# How do you find the local max and min for f(x) = x^3 - 27x?

Jan 9, 2016

Maximum at $x = - 3$, minimum at $x = 3$

#### Explanation:

Find the critical values of $f \left(x\right)$.

A critical value $c$ occurs when $f ' \left(c\right) = 0$ or $f ' \left(c\right)$ does not exist.

Find $f ' \left(x\right)$ and set it equal to $0$.

$f \left(x\right) = {x}^{3} - 27 x$
$f ' \left(x\right) = 3 {x}^{2} - 27$

$3 {c}^{2} - 27 = 0$
$3 {c}^{2} = 27$
${c}^{2} = 9$
$c = \pm 3$

We know that two critical values, at which maxima or minima could occur, are $- 3$ and $3$. Since there are no values for which $f ' \left(x\right)$ is undefined, $- 3$ and $3$ are the only critical values.

We can use either or the first or second derivative test to determine if these are minima or maxima.

First Derivative Test

Examine the change in the function surrounding the critical values.

$f ' \left(- 4\right) = 21 \leftarrow \text{increasing}$
$f ' \left(- 3\right) = 0$
$f ' \left(- 2\right) = - 15 \leftarrow \text{decreasing}$

Since the derivative changes from increasing to decreasing when $x = - 3$, there is a relative maximum at $x = - 3$.
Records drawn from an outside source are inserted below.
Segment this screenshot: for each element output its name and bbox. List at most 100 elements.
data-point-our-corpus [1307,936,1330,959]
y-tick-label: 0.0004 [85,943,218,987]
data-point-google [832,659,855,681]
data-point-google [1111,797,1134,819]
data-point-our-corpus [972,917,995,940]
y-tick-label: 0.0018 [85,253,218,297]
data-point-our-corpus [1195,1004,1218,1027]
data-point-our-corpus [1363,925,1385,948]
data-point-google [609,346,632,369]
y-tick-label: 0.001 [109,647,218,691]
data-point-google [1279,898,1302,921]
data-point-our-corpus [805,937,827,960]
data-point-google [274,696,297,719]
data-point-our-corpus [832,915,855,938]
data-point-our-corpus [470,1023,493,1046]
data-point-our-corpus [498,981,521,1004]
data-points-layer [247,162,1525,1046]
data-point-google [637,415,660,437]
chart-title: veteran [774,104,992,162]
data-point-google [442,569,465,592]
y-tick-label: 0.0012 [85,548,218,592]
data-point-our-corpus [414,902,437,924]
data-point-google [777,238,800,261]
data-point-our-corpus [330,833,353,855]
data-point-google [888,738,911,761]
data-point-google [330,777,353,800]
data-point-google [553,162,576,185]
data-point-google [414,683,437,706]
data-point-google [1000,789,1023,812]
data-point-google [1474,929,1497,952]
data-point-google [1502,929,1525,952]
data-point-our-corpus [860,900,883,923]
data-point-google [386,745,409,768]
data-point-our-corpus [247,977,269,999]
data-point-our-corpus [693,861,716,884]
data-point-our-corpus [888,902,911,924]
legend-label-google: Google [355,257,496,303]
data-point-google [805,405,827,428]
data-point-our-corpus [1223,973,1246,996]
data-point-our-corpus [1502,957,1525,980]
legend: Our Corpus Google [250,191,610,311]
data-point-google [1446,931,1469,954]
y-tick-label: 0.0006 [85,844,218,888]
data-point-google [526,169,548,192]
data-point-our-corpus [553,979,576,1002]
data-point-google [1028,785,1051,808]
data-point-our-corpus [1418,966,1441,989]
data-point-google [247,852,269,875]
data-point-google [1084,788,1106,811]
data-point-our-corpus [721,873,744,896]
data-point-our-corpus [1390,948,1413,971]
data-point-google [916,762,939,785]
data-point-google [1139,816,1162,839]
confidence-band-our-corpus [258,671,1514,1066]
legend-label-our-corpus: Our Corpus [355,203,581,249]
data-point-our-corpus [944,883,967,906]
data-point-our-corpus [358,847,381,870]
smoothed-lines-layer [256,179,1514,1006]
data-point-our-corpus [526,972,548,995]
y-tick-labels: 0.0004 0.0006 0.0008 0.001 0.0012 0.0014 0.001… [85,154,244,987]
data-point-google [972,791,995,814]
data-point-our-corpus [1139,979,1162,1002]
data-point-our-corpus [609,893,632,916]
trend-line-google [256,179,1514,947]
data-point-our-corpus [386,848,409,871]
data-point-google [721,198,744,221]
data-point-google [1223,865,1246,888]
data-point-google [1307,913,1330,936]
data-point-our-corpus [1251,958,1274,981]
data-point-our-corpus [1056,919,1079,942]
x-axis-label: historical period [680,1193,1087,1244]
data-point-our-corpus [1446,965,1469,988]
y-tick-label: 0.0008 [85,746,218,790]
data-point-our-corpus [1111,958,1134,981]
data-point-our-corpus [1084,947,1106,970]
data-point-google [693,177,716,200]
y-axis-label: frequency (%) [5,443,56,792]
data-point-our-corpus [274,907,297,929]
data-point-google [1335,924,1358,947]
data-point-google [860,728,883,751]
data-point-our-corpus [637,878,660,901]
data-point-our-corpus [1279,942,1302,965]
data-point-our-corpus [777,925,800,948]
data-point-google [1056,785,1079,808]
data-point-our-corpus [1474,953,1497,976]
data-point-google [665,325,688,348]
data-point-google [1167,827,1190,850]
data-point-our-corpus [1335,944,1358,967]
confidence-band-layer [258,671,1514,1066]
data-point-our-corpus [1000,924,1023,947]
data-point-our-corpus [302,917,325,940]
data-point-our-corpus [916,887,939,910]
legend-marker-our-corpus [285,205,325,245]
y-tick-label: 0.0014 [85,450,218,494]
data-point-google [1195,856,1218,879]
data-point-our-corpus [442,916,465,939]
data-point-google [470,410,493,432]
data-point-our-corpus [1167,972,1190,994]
$f ' \left(2\right) = - 15 \leftarrow \text{decreasing}$
$f ' \left(3\right) = 0$
$f ' \left(4\right) = 21 \leftarrow \text{increasing}$

Since the derivative changes from decreasing to increasing when $x = 3$, there is a relative minimum at $x = 3$.

Second Derivative Test

Examine the concavity at each point to determine whether a minimum or maximum should occur.

First, find $f ' ' \left(x\right)$.

$f ' \left(x\right) = 3 {x}^{2} - 27$
$f ' ' \left(x\right) = 6 x$

Now, find the concavity at each of the critical values.

$f ' ' \left(- 3\right) = - 18$

Since $- 18 < 0$, the function is concave down. This means there will be a relative maximum when $x = 3$.

$f ' ' \left(3\right) = 18$

Since $18 > 0$, the function will be concave up. This means there will be a relative minimum when $x = 3$.